On New England’s next possession, the offense came alive, with Mac Jones guiding an 11-play, 77-yard touchdown drive to cut the deficit to 22–12. After that, a Hail Mary type of throw on a third-and-29 from midfield ricocheted into the waiting hands of Jakobi Meyers to get the Patriots to within 22–18 (Nick Folk matched Evan McPherson with two missed PATs). And then a Chase fumble, the fourth of his career, put the Patriots in position at the Cincinnati 43 with 3:12 left to drain the clock and win the game.
“You felt the momentum shift when they were making those plays on the ball,” Bell says. “But you just can’t bat an eye. Gotta go out there and be a problem solver and just make plays and really just put the onus on yourself— So it was like, just do your job, and we’ll go out there and chip away.”
Bell made the dam break for the home team on first-and-goal with 1:05 left, with the Patriots at the Cincinnati 5. And there are two things that led to his game-saving forced fumble.
The first is in an inside-run drill the Bengals practice with their defensive players, where they put bags down on the field and have the back try to run between the bags, with two defenders fitting the run. The first defender form-tackles the back, and the second defender goes after the ball—it’s pretty standard for training camp, and Cincinnati makes a point to keep doing it in season. So Bell’s been working on his punch (and, with his instincts, he’s pretty good with it anyway).
The second thing was the personnel grouping. Expecting the Patriots would run the ball to bleed the clock on first down, defensive coordinator Lou Anarumo put a third defensive tackle into the game, sending 340-pound Josh Tupou in to play next to D.J. Reader and B.J. Hill, and sending Bell on a run blitz off the edge. That Tupou was in there to help tie up blockers gave Reader a better shot to pop free, which he did on the play—stone-walling Rhamondre Stevenson and leaving the second man, Bell, to punch the ball free.
“And it came out,” Bell says, laughing. “It was just making plays for the team, laying it all out, and going out there and having fun with the guys.”
Hill wound up falling on it, more or less finishing the Patriots, capping the story for Bell and cementing a good lesson for everyone.
“Things happen,” Bell says. “They got a pick-six, a fumble, they got the little Hail Mary pass. Things happen. They get paid, too. We just wanted to finish. We want to play a perfect game. But adversity happens, and you gotta know how to respond. So that’s why I said that’s what makes it so great for this team, to find out a way to win in times of unconventional things that are happening in the game, in the moment.
“It’s learning how to finish. That’s what it’s gonna take coming down the stretch.”
The Bengals finished with 442 yards to the Patriots’ 285, and 28 first downs to the Patriots’ 15—Cincinnati happily took the win, and the lesson.

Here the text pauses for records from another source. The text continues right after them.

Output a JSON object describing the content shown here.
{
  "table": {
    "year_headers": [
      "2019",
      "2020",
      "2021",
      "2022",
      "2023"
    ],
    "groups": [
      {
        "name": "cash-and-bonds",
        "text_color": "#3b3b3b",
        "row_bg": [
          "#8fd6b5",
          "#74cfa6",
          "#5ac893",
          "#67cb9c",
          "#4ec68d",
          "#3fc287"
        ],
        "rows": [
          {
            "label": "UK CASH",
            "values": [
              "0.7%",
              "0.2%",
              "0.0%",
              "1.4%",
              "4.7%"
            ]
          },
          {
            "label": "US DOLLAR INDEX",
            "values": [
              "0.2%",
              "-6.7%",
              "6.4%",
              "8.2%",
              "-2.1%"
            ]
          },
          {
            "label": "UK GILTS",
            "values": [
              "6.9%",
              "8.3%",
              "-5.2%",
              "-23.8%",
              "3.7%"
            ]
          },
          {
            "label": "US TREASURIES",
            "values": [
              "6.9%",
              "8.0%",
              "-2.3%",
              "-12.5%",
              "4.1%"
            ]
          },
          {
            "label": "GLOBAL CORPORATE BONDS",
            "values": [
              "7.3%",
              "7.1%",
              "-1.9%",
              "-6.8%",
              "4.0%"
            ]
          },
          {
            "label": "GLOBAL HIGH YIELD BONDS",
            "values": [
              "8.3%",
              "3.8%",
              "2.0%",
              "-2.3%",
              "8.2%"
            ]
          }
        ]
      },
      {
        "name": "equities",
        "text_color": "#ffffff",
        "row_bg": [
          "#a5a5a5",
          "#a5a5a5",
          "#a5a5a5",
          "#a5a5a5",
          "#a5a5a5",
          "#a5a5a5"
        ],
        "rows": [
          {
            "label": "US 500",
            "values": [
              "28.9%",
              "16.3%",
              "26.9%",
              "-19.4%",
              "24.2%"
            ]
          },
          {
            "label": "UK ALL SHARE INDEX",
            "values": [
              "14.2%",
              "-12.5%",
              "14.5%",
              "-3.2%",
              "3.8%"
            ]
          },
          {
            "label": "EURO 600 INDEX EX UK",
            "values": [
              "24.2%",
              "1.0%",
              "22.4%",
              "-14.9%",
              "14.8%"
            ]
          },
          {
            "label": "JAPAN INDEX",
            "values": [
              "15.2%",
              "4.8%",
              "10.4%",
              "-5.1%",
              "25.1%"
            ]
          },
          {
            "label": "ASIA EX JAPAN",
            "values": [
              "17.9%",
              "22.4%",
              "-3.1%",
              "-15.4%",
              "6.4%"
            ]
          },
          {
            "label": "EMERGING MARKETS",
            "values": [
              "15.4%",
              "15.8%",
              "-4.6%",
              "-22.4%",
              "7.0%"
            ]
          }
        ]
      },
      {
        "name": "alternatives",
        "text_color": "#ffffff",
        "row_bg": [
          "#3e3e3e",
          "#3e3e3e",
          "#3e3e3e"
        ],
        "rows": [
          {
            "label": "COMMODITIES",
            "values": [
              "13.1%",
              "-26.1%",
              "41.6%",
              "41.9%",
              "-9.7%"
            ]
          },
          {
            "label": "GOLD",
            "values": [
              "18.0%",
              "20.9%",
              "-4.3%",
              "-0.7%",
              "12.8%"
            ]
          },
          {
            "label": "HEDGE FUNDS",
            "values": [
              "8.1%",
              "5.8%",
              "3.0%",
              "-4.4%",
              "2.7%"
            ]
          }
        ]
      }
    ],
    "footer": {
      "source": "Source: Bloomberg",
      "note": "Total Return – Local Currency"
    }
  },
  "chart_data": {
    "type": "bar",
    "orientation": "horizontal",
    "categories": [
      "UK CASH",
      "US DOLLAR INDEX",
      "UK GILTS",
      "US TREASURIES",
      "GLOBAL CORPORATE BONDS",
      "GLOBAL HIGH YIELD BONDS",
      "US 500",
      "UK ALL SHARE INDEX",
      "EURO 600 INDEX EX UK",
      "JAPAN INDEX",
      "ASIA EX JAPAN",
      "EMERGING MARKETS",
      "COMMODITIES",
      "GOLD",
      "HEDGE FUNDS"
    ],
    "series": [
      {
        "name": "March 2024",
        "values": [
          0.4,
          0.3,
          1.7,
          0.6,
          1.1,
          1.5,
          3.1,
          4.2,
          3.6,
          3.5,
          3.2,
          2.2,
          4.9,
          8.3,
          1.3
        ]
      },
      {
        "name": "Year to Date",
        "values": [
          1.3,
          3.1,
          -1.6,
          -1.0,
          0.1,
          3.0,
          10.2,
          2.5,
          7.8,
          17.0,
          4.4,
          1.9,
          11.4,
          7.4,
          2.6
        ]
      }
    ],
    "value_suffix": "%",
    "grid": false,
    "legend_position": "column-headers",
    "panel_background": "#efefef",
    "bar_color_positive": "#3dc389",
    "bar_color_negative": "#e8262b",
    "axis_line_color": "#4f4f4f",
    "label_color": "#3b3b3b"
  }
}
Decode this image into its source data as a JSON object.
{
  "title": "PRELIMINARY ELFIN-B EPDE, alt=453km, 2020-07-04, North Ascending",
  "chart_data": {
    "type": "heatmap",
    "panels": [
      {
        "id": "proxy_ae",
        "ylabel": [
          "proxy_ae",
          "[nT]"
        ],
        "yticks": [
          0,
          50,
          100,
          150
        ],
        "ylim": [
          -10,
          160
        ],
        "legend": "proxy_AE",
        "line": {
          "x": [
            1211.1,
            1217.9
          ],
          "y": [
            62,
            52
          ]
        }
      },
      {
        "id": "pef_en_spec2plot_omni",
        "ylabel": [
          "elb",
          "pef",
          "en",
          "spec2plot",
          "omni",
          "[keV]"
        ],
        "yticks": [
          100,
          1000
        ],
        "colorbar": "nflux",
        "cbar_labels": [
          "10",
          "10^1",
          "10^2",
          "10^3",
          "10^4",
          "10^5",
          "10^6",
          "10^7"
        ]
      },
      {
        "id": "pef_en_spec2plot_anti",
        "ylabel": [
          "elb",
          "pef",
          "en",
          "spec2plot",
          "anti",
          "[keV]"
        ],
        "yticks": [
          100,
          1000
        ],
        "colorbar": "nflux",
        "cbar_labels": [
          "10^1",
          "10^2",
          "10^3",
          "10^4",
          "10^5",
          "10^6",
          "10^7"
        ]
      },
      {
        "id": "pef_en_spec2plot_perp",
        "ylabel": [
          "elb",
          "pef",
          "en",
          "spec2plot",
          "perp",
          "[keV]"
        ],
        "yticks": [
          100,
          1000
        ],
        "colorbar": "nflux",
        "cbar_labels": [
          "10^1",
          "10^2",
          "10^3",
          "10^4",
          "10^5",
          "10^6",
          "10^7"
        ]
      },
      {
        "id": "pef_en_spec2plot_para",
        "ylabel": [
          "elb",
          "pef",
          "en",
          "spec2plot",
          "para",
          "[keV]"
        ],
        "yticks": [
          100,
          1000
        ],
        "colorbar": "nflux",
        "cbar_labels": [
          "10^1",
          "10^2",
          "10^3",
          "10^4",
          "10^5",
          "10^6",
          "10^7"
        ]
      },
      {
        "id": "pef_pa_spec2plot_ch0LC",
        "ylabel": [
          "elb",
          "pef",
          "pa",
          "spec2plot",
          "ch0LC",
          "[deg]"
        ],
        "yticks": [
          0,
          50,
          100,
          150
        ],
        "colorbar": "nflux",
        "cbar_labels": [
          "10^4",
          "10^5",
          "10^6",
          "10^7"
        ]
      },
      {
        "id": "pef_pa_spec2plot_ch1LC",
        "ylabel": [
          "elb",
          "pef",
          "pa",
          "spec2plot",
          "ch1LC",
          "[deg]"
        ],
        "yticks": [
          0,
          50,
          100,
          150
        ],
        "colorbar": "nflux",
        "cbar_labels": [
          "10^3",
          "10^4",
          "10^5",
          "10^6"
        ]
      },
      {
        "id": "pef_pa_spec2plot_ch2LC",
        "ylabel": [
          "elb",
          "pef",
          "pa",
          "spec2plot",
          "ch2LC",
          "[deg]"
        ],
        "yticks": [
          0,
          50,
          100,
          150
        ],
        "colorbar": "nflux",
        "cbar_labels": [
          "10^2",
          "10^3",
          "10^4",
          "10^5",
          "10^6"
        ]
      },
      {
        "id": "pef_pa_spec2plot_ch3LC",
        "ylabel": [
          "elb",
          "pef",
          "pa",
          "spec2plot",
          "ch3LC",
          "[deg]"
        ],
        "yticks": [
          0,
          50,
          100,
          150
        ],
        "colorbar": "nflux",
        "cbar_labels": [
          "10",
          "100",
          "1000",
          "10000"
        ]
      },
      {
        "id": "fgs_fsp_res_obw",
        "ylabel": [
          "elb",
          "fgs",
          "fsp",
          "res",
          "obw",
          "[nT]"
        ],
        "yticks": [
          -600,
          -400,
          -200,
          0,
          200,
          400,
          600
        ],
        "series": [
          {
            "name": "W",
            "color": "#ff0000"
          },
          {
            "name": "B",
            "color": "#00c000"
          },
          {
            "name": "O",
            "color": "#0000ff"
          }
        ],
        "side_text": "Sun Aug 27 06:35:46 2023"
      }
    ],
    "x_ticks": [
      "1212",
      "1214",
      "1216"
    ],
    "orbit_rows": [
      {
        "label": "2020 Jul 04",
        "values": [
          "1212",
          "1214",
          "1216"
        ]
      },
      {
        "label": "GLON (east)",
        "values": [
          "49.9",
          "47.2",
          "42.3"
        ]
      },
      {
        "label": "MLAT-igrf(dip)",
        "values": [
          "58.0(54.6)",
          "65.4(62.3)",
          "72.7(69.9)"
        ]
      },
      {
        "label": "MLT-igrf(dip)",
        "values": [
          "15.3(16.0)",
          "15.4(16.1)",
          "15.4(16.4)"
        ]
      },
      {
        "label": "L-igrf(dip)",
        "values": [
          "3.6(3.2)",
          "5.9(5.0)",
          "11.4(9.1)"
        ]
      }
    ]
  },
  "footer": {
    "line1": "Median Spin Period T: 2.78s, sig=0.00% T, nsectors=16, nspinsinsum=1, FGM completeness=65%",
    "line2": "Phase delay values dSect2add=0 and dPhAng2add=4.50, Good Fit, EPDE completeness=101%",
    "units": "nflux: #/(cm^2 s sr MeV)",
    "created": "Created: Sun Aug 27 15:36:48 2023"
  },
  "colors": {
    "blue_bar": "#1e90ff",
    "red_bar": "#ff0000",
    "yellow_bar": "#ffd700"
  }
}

Next up? The Bills, in Week 17, at home Monday night, in a game that will go a long way in determining how the top seeds in the AFC bracket will shake out. In talking about that one, Bell told me that he sees his team as “one of the tops in the league, for sure. But we gotta go out there and prove it week in and week out.”
Bell and his teammates know it’ll take a much cleaner effort to beat the Bills. And maybe a few plays such as the one he made to bail the Bengals out of a mess against the Patriots.